KATURI SPORT – Persija Jakarta terus mematangkan persiapan mereka jelang menghadapi Madura United pada lanjutan BRI Super League pekan ke-18. Skuad berjuluk Macan Kemayoran menggelar sesi latihan resmi di Stadion Utama Gelora Bung Karno (SUGBK), Jakarta, pada Jumat malam (23/1/2026) WIB. Latihan ini menjadi salah satu agenda penting tim dalam menyusun strategi dan meningkatkan kesiapan fisik maupun taktikal sebelum laga krusial tersebut.
Sesi latihan di stadion kebanggaan nasional itu berlangsung dengan intensitas tinggi. Para pemain terlihat menjalani berbagai menu latihan, mulai dari pemanasan, latihan fisik, hingga simulasi permainan. Pelatih kepala Persija memanfaatkan kesempatan ini untuk mengevaluasi kondisi skuad sekaligus mencoba sejumlah skema permainan yang akan diterapkan saat menghadapi Madura United, salah satu tim yang dikenal memiliki karakter permainan agresif dan disiplin.
Yang menjadi sorotan utama dalam sesi latihan kali ini adalah kehadiran tiga pemain rekrutan anyar Persija Jakarta. Ketiganya sudah tampak menyatu dengan para pemain lama dan mengikuti seluruh rangkaian latihan bersama tim. Tiga pemain tersebut adalah Fajar Fatturahman, pemain muda Timnas Indonesia U-23, Alaeddine Ajaraie, penyerang asal Maroko, serta Paulo Ricardo, bek tangguh asal Brasil.
Kehadiran Fajar Fatturahman membawa harapan baru bagi lini tengah Persija. Pemain muda yang dikenal memiliki visi permainan dan stamina prima ini diharapkan mampu menambah energi serta kreativitas permainan Macan Kemayoran. Sebagai bagian dari Timnas Indonesia U-23, Fajar dinilai memiliki mental bertanding yang kuat dan potensi besar untuk berkembang di level klub. Pada sesi latihan, Fajar terlihat aktif dalam latihan penguasaan bola dan transisi permainan, menandakan kesiapan dirinya untuk bersaing memperebutkan tempat di skuad utama.
Sementara itu, Alaeddine Ajaraie menjadi perhatian tersendiri. Penyerang asal Maroko tersebut diharapkan menjadi solusi bagi Persija dalam meningkatkan produktivitas gol. Dalam beberapa simulasi serangan, Ajaraie menunjukkan pergerakan yang agresif serta kemampuan mencari ruang di kotak penalti lawan. Postur tubuh yang ideal dan pengalaman bermain di luar negeri membuatnya diproyeksikan sebagai ujung tombak yang berbahaya bagi pertahanan Madura United.

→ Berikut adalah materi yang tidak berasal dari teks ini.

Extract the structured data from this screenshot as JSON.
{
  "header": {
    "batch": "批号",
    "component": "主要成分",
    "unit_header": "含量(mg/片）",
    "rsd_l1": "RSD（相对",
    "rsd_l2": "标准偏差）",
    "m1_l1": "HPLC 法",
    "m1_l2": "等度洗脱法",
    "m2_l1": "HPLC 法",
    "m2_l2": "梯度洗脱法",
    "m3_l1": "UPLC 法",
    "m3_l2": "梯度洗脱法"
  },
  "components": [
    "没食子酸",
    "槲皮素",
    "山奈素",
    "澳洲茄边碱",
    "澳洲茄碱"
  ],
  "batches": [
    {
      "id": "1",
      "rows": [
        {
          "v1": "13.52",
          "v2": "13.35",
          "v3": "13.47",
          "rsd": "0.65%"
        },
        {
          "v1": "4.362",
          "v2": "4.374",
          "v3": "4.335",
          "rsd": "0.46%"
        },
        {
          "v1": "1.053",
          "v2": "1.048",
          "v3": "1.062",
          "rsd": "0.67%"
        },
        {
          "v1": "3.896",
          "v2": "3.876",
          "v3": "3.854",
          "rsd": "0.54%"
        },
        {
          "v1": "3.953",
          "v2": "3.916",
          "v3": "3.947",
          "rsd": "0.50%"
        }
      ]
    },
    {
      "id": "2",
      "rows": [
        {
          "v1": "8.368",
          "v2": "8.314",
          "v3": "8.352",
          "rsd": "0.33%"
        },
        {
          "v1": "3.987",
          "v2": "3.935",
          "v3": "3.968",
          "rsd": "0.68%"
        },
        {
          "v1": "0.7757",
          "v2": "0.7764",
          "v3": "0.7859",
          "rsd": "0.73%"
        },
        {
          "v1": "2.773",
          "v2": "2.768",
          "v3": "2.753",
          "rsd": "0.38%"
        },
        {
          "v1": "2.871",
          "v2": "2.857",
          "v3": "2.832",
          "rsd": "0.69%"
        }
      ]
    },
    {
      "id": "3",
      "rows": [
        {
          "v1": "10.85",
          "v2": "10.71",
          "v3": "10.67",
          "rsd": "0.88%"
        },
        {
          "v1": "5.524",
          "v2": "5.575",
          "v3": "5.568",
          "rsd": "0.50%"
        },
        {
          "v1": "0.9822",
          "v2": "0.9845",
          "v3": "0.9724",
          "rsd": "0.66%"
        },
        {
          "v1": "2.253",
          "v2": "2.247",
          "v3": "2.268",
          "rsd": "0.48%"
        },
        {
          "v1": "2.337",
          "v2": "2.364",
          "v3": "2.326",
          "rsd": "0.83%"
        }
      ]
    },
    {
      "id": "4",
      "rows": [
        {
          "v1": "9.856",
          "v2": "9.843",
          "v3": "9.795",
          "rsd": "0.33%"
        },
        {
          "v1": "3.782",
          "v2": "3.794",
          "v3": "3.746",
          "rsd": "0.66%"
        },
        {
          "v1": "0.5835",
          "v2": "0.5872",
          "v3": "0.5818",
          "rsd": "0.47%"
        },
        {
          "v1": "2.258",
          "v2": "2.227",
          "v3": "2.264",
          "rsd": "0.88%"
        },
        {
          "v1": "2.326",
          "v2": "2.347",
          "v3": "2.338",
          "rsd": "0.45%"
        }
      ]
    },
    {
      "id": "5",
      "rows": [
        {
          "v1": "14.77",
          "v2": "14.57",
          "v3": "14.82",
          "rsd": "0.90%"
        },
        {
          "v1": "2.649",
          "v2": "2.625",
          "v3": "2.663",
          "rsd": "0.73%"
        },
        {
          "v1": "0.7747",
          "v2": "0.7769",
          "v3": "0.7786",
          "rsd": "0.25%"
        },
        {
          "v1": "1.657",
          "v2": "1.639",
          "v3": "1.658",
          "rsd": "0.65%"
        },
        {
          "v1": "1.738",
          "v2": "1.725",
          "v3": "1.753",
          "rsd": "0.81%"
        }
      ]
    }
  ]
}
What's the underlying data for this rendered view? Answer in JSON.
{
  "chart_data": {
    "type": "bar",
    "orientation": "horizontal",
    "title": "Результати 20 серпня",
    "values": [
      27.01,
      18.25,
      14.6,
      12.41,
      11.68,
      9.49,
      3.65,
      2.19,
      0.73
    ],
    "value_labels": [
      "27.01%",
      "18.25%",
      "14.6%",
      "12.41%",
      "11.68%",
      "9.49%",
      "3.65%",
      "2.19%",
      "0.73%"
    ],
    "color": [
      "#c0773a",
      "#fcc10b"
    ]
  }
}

Di lini belakang, kehadiran Paulo Ricardo diyakini akan memperkokoh pertahanan Persija. Bek asal Brasil itu dikenal memiliki gaya bermain keras namun disiplin, serta unggul dalam duel udara. Pada latihan malam itu, Paulo Ricardo terlihat aktif mengatur garis pertahanan dan berkomunikasi dengan rekan-rekan setimnya. Adaptasinya dengan lingkungan dan pola permainan Persija juga tampak berjalan cukup baik.

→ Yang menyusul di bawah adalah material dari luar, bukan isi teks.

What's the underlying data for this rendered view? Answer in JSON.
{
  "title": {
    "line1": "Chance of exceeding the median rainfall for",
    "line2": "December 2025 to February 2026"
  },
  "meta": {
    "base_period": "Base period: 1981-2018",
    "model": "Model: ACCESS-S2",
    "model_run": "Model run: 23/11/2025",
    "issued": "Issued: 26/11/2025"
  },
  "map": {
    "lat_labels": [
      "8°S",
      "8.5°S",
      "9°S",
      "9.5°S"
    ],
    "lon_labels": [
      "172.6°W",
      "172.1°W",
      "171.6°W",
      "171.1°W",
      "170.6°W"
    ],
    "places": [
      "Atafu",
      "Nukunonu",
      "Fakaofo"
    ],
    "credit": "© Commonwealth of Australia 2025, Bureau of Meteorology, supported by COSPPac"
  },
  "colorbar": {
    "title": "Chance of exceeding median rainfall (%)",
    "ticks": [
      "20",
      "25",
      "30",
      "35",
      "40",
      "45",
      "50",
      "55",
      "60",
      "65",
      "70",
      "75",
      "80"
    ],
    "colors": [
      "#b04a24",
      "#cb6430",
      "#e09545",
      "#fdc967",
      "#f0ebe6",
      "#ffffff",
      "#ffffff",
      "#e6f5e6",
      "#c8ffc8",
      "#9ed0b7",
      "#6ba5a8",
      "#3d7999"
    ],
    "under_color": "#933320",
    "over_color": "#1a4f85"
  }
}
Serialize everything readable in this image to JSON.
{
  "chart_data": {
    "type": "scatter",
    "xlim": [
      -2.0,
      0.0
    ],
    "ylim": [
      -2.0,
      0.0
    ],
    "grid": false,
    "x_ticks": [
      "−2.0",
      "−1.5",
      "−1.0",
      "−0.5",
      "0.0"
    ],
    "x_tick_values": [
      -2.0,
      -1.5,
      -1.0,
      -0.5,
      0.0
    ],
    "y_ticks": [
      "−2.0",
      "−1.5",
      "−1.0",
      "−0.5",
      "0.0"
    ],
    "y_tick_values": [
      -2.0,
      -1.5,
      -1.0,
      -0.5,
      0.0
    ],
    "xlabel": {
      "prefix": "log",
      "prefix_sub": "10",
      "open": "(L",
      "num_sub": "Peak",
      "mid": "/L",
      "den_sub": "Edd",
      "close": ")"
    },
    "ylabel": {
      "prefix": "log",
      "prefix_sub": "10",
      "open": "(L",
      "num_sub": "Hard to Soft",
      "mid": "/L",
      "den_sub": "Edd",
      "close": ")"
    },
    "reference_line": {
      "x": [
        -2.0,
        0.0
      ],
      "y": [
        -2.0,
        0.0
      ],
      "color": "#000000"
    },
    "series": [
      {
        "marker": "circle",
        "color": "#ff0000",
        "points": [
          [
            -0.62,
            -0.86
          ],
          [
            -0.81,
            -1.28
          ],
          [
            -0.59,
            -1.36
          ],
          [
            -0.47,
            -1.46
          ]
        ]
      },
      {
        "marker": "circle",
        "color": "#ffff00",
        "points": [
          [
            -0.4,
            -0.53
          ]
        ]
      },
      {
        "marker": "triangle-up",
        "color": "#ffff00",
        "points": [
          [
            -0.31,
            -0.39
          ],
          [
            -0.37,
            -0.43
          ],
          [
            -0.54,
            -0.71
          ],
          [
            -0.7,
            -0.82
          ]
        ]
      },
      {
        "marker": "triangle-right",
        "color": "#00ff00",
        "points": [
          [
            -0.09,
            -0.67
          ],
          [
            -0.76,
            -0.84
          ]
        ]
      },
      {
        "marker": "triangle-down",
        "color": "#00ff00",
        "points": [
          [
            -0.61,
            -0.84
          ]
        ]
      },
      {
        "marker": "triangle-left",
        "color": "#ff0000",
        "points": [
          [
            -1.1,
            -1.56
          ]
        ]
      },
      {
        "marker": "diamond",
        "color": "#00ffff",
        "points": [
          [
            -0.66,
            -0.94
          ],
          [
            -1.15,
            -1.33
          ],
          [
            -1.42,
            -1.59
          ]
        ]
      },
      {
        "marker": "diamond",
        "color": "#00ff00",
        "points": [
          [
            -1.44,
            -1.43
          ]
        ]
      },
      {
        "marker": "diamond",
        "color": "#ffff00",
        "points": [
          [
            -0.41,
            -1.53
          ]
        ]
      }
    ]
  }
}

Pelatih Persija Jakarta menilai bahwa bergabungnya tiga pemain baru tersebut memberikan tambahan opsi penting dalam menyusun komposisi tim. Namun demikian, ia menegaskan bahwa semua pemain, baik lama maupun baru, tetap harus bersaing secara sehat untuk mendapatkan tempat di starting eleven. Menurutnya, laga melawan Madura United bukan pertandingan yang mudah, sehingga kesiapan mental dan kerja sama tim menjadi faktor kunci.

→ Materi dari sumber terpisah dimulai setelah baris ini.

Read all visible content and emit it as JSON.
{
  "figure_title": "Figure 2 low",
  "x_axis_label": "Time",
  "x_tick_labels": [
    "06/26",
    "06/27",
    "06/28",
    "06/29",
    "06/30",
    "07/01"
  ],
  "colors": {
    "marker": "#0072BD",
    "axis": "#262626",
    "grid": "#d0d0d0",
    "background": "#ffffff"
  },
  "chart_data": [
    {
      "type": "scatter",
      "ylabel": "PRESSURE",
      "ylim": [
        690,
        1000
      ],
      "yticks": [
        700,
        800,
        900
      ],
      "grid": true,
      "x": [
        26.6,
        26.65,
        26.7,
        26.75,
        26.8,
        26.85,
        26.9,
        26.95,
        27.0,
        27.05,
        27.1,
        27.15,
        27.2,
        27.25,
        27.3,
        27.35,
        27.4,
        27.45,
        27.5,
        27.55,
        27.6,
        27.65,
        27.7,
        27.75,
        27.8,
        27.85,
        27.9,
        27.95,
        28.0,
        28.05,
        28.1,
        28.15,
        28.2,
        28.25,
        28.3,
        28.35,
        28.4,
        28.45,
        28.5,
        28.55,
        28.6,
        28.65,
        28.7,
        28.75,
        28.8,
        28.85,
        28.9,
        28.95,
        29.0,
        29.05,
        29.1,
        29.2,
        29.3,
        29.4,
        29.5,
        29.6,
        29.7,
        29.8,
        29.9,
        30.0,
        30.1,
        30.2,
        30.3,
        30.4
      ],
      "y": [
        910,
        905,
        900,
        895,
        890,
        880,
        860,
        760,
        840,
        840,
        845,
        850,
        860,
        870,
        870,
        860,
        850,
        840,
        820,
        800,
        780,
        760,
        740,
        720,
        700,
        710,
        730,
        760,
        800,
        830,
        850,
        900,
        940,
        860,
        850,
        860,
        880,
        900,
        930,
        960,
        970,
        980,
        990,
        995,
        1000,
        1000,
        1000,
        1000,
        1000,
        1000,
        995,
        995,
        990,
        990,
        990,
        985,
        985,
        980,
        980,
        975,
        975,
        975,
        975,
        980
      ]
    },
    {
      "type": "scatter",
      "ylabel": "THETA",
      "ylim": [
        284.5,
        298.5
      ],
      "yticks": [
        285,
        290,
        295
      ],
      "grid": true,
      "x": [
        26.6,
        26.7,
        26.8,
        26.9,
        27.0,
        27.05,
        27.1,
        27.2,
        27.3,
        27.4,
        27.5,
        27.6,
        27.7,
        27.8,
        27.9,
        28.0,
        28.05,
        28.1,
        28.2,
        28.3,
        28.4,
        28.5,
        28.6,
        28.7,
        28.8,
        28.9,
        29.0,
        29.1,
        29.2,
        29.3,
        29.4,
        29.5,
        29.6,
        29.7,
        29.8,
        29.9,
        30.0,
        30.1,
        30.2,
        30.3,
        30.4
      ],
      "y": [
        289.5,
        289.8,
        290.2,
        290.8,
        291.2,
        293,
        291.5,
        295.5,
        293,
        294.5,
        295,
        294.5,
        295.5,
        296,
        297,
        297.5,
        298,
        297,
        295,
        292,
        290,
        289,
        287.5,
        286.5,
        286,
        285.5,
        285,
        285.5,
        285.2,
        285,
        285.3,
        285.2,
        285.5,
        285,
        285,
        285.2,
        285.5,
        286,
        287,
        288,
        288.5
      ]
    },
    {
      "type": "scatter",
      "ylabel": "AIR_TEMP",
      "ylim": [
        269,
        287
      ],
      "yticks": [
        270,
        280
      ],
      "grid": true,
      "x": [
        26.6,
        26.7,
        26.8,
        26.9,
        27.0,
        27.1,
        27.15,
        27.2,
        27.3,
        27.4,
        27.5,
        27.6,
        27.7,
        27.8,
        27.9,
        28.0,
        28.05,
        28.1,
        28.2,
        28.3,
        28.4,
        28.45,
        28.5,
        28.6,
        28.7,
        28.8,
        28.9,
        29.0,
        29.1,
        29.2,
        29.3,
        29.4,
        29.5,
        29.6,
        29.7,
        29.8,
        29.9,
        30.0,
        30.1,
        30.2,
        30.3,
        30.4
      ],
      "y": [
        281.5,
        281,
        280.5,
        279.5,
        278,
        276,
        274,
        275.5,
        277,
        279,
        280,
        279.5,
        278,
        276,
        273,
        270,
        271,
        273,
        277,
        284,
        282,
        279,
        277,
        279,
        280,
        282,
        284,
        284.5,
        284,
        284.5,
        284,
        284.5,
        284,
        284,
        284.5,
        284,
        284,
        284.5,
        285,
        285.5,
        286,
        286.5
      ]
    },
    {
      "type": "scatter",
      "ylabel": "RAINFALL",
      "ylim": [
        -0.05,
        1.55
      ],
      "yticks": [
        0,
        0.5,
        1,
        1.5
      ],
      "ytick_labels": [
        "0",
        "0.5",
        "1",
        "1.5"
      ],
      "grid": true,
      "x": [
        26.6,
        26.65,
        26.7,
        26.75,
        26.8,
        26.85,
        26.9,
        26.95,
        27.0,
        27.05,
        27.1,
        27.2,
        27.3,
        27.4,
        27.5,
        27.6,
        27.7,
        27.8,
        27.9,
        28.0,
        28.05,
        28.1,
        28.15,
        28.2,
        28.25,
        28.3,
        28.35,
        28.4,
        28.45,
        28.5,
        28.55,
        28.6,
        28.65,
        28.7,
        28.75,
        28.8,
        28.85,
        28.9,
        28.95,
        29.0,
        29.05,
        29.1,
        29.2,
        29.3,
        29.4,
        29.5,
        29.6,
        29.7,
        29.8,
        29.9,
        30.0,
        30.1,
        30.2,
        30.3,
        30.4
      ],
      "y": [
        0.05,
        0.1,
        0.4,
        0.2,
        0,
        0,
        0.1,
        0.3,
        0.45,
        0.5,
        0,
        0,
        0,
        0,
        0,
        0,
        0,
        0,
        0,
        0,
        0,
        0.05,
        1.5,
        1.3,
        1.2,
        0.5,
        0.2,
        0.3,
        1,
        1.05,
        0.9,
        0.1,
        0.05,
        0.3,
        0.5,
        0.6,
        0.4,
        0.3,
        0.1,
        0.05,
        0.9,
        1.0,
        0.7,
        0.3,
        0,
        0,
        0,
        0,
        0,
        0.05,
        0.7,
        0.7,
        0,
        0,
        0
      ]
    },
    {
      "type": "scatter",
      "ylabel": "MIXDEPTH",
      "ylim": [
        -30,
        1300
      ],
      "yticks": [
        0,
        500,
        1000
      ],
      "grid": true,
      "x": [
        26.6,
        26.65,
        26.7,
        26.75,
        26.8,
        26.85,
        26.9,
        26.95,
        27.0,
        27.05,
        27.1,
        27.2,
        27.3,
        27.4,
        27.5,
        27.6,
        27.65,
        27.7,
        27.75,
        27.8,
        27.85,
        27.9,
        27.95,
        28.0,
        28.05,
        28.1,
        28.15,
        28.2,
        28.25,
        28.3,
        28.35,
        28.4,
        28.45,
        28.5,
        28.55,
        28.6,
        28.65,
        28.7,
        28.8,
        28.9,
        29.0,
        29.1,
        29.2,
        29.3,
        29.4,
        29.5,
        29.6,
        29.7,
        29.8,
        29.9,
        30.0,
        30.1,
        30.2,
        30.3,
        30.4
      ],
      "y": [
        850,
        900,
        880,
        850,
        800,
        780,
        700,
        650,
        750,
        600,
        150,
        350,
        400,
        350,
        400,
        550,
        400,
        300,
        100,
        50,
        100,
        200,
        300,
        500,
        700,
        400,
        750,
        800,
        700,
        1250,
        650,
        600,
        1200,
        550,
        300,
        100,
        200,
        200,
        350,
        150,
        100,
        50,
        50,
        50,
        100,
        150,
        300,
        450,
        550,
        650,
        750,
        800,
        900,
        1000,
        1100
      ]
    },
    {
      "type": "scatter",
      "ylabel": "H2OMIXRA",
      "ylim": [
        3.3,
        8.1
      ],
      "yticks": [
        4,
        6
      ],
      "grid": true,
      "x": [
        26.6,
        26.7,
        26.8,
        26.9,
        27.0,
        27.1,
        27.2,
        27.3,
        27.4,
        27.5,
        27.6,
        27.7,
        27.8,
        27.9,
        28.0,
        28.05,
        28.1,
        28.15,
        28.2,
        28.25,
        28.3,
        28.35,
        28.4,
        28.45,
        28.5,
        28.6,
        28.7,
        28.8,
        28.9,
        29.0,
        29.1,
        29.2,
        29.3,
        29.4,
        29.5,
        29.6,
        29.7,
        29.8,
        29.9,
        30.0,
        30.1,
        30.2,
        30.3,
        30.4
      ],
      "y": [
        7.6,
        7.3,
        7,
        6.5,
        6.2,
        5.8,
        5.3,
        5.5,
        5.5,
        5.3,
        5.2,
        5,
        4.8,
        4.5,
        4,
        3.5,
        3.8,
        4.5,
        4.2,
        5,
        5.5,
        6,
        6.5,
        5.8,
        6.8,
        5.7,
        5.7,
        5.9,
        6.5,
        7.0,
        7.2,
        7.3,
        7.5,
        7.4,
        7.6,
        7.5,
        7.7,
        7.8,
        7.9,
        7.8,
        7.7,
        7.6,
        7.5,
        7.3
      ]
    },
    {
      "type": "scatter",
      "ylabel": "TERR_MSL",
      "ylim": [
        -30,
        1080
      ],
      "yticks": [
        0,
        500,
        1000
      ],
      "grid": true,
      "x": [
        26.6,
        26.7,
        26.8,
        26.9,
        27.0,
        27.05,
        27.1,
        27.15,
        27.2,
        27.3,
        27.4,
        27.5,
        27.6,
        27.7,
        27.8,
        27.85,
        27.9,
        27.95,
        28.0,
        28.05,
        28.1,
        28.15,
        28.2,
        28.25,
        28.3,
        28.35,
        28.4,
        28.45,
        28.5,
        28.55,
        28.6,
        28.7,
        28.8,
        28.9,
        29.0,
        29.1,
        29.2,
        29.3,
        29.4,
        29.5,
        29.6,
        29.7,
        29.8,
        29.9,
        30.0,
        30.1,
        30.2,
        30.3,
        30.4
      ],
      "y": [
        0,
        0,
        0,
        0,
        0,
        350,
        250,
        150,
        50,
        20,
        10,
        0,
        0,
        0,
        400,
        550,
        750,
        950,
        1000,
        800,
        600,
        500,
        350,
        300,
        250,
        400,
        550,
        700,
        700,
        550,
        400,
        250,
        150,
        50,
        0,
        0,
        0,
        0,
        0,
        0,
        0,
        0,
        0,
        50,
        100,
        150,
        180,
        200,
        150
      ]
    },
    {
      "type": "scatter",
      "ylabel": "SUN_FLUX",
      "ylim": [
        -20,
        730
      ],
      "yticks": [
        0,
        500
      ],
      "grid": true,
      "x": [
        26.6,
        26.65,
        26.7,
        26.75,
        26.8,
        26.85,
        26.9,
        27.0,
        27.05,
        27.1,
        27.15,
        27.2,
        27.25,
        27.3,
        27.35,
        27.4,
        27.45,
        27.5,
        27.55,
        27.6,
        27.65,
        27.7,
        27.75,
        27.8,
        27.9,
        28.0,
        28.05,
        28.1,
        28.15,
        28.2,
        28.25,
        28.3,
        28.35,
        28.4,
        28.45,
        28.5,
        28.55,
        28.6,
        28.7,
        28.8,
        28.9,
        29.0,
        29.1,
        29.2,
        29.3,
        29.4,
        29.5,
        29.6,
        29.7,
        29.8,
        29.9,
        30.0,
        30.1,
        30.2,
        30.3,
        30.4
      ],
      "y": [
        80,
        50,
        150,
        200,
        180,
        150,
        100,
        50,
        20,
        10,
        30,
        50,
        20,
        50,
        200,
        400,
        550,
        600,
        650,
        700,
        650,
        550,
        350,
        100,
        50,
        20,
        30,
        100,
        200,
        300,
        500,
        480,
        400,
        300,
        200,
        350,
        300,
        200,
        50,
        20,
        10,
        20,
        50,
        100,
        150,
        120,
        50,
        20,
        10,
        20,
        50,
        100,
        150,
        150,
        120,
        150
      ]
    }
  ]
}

Persija sendiri menatap laga pekan ke-18 dengan ambisi besar untuk meraih hasil maksimal. Bermain di kandang sendiri memberikan keuntungan tersendiri, terutama dengan dukungan penuh dari suporter setia Jakmania. Tim berharap momentum positif ini dapat dimanfaatkan untuk memperbaiki posisi di klasemen dan menjaga konsistensi performa di paruh kedua musim.
Dengan persiapan yang semakin matang dan kehadiran pemain-pemain anyar yang menambah kedalaman skuad, Persija Jakarta optimistis dapat tampil maksimal saat menghadapi Madura United. Laga ini pun diprediksi akan berlangsung sengit, mengingat kedua tim sama-sama memiliki target besar di kompetisi BRI Super League musim ini.